FDIC insures over 600 million deposit accounts in almost 8,000 banks and thrift institutions. "During our 76-year history of FDIC, over 3,000 insured institutions have failed, but no insured depositor has ever lost a penny of insured deposits - and none ever will," Bair said.
Emphasising the need to improve both the level and quality of capital in financial institutions, Bair said many banks had increased their capital by issuing hybrid instruments, which qualify as regulatory capital but actually represent debt.
Such capital put illiquid assets in the trading book or in off-balance sheet structures to reduce capital requirements; or increasing portfolio risk in an opaque manner through the use of credit default swaps or riskier underwriting practices, she said.
As a result, there are efforts now to improve the level and quality of bank capital and the success of which will be 'critically important' Bair said.
The US government is now planning to address the shortcomings of the market and regulators that were brought to notice by the financial crisis.
"These shortcomings must be addressed in order to restore the vitality of our financial sector and prevent a recurrence of this episode in the future. To address these issues, the US Congress is considering financial regulatory reform legislation that is expected to reach President Obama's desk by July 4," Bair said.

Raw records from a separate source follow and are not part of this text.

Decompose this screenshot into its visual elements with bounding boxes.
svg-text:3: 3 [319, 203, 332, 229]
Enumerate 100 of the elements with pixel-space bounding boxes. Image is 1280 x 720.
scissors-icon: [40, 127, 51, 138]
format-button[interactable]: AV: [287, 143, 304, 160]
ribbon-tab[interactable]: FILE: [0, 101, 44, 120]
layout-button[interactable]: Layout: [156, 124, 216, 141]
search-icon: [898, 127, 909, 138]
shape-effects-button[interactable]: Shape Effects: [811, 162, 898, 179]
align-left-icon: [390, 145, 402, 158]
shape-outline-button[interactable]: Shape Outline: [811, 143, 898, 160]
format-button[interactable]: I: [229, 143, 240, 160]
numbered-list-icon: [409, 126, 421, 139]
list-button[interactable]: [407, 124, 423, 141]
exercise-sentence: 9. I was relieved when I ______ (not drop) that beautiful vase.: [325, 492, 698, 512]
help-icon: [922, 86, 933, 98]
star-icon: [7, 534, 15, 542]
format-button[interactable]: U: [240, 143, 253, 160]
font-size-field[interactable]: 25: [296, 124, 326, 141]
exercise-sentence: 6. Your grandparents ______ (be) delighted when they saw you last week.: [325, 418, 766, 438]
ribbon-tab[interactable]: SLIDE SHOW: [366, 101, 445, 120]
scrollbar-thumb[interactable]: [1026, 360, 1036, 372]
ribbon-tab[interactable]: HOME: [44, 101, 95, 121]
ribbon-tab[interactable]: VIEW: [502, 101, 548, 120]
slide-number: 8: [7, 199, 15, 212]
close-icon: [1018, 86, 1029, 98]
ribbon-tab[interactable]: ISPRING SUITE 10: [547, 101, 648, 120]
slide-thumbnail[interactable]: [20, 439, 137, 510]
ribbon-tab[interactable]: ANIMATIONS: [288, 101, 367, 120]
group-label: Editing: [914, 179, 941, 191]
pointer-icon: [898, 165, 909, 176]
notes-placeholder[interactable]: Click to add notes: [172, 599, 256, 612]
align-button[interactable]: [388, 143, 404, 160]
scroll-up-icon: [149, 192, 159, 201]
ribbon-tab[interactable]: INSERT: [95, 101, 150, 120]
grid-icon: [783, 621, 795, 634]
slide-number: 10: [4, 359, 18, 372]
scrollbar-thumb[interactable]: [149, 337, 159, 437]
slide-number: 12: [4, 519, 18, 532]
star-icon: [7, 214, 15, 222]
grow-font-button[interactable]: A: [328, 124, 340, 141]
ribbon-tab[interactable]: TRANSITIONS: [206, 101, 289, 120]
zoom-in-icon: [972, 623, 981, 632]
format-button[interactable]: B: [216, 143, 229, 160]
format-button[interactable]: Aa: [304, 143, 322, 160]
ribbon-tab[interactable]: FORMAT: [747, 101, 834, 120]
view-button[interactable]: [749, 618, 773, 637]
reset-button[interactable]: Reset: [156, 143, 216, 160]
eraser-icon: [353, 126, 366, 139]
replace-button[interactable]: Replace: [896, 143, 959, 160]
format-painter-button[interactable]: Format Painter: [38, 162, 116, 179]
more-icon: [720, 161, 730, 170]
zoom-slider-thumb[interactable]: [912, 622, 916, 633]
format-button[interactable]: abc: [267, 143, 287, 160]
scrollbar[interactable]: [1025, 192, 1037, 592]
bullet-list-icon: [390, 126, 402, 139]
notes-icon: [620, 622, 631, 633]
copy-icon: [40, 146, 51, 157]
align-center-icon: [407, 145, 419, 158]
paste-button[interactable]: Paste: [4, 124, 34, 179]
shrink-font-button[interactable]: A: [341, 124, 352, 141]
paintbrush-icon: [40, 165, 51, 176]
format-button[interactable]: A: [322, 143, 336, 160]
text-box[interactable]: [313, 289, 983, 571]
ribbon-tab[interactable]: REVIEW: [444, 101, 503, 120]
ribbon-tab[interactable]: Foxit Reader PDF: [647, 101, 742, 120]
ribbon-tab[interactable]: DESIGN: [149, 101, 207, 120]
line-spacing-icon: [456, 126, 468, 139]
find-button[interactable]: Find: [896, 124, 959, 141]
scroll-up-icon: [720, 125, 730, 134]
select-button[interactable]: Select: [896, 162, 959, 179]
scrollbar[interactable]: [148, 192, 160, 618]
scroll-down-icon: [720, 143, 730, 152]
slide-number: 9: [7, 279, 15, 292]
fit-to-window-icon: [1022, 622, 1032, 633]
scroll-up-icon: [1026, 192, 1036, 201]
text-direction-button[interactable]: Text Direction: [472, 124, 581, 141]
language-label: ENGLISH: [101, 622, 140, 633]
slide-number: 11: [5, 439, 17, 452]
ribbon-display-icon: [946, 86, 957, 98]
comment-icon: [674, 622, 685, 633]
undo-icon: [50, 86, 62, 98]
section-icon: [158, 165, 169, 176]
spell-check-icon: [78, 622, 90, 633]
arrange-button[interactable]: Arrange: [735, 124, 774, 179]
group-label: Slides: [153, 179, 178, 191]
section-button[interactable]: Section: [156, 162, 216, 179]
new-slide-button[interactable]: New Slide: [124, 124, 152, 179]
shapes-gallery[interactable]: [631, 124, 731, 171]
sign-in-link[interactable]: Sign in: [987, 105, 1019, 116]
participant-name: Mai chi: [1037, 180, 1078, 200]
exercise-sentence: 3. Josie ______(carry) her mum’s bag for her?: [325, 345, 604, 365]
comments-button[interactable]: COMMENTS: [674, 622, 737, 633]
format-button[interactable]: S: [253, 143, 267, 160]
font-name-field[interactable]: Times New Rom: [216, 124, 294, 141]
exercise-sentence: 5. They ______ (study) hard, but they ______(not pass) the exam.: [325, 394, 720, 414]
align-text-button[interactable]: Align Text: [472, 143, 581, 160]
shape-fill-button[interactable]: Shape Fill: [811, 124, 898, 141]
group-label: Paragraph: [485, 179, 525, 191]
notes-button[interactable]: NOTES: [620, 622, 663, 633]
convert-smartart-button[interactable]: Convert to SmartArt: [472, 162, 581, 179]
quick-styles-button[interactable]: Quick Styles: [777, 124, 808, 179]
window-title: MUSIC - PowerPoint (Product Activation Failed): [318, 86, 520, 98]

The FDIC chairman expects these reforms will bring significant changes to the financial industry. "To my mind, the most important reform will be to create the authority to resolve large, complex financial institutions that get into trouble, without a taxpayer bailout," she said.
Sharing concerns that credit cards may come under stress, Bair said US authorities have tightened consumer protection norms. "I think the credit card is a wonderful innovation but it can certainly be misused. Credit card oversight will be an important focus," she added.